Assessing the Transient Flow Behavior in Falling-head Permeameter Tests

Abstract

The proportionality constant in Darcy's Law is called hydraulic conductivity (K), and it is the most fundamental parameter to groundwater studies. There are a number of in situ and laboratory techniques employed to determine K, one of which is falling head permeameter (FHP). In FHP, determining K involves two steps: measuring hydraulic head change over time and calculating the K value. In the past, calculating K was done using Darcy's Law, which states linear correlation between the flux and the hydraulic gradient, but this is only true when the inertial forces are negligible at small velocities. At higher velocities, flow becomes unsteady because of the change over time in flow magnitude and hydraulic gradient, which requires mass conservation law to be combined with Darcy’s Law and eventually leads to Laplace’s equation for an incompressible matrix.
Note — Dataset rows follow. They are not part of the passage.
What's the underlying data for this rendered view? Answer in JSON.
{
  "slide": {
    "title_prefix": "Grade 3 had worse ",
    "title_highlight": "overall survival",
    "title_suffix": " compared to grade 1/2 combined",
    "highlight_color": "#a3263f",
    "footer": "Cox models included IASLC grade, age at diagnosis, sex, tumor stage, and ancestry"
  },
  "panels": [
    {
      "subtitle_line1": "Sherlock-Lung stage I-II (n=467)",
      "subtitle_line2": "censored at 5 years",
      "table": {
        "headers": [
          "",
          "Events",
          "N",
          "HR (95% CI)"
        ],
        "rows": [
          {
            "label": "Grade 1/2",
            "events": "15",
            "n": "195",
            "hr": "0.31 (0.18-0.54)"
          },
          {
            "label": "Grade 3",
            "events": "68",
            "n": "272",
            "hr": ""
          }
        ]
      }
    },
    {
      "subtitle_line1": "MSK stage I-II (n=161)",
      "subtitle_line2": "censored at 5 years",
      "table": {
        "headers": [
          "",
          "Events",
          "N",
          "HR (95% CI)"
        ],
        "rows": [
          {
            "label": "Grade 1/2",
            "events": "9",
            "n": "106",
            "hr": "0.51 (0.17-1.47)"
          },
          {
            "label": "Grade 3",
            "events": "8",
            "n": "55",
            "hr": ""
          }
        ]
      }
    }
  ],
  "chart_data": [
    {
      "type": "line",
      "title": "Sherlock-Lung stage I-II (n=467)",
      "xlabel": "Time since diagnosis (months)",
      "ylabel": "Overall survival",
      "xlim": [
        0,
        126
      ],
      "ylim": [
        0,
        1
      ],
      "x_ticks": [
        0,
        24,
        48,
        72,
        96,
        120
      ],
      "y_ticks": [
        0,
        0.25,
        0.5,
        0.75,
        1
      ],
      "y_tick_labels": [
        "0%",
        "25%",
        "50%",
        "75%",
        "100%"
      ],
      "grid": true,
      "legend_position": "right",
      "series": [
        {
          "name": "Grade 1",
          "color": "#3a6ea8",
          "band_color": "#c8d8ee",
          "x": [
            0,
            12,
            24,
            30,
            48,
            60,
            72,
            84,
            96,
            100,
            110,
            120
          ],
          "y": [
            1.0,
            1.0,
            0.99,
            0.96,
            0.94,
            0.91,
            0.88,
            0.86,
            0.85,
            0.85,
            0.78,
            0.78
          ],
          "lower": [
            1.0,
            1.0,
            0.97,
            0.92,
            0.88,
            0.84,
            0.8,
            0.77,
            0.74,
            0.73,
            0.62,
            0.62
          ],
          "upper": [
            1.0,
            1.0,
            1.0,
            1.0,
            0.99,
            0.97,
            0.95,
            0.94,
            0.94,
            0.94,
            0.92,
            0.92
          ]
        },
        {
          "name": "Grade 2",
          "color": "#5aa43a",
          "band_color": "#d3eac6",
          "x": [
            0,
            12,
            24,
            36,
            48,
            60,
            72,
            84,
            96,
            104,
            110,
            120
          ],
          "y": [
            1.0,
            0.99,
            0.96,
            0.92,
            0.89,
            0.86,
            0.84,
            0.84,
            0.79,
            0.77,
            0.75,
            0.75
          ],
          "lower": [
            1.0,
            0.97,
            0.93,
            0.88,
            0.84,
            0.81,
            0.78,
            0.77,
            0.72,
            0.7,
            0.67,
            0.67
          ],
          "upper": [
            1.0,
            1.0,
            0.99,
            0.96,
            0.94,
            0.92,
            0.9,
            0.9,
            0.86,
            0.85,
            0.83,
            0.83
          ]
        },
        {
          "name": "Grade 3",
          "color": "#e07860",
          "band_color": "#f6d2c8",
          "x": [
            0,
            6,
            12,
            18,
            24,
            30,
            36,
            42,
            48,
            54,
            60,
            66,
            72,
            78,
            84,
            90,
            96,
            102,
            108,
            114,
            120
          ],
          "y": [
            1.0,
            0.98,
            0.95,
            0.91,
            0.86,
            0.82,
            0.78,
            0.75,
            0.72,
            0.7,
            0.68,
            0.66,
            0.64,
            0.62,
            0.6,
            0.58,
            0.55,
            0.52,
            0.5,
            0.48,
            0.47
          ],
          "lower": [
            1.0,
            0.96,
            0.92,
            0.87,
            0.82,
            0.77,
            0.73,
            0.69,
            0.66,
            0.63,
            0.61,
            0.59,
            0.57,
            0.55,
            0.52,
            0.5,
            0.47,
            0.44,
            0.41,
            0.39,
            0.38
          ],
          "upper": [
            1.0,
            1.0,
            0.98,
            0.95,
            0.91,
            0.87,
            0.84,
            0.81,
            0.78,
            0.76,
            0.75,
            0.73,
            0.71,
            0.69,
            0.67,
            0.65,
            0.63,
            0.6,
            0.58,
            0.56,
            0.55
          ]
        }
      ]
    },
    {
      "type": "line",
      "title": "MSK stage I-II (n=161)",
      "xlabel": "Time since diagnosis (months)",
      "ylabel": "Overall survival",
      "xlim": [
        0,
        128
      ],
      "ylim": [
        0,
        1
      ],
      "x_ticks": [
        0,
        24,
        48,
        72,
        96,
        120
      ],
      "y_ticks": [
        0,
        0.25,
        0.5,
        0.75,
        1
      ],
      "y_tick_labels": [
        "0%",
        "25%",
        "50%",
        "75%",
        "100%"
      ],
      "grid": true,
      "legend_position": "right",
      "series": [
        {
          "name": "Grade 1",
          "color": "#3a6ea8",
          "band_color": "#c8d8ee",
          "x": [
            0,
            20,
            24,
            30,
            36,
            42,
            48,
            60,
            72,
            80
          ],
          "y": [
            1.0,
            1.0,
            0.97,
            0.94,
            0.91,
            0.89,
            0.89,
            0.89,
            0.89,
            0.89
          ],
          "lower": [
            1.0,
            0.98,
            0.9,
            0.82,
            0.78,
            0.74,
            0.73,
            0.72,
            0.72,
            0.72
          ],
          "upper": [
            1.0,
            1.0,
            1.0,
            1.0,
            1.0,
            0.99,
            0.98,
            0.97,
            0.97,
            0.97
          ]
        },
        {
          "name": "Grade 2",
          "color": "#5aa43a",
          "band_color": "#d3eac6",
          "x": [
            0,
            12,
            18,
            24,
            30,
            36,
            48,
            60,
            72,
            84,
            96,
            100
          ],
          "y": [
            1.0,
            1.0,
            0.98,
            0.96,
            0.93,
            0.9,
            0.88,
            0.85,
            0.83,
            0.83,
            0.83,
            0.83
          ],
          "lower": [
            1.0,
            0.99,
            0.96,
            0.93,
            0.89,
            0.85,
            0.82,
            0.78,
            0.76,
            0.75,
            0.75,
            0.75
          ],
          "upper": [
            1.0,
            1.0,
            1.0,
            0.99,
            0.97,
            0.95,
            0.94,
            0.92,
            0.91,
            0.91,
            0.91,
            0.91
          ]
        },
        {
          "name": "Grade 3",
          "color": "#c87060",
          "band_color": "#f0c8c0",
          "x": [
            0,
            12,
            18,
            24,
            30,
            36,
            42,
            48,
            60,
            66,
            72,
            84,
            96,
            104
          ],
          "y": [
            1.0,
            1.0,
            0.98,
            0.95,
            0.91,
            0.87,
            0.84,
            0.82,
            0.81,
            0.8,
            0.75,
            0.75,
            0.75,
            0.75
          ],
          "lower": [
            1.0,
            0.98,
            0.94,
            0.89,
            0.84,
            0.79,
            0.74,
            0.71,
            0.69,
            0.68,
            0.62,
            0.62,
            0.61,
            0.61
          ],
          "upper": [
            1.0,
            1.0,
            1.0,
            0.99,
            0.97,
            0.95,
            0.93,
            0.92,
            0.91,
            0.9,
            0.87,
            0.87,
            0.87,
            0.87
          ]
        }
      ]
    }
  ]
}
If the media is compressible, specific storativity should be taken into account, as well. In this study, we investigated the transiency of flow in FHP tests by analyzing the effect of specific storativity on K calculations. We have developed a new semi- analytical solution for transient flow in FHP in Laplace domain and used the de Hoog algorithm to attain the inverse Laplace transform of this solution to yield solutions in time domain. We have also provided some analysis and a comparison of steady-state solution along with using experimental data and the data from the literature to analyze the solution. Upon these, we concluded that the transient flow in falling-head tests has minimal effect in general, although using the transient solution provided may improve the accuracy without a major effect.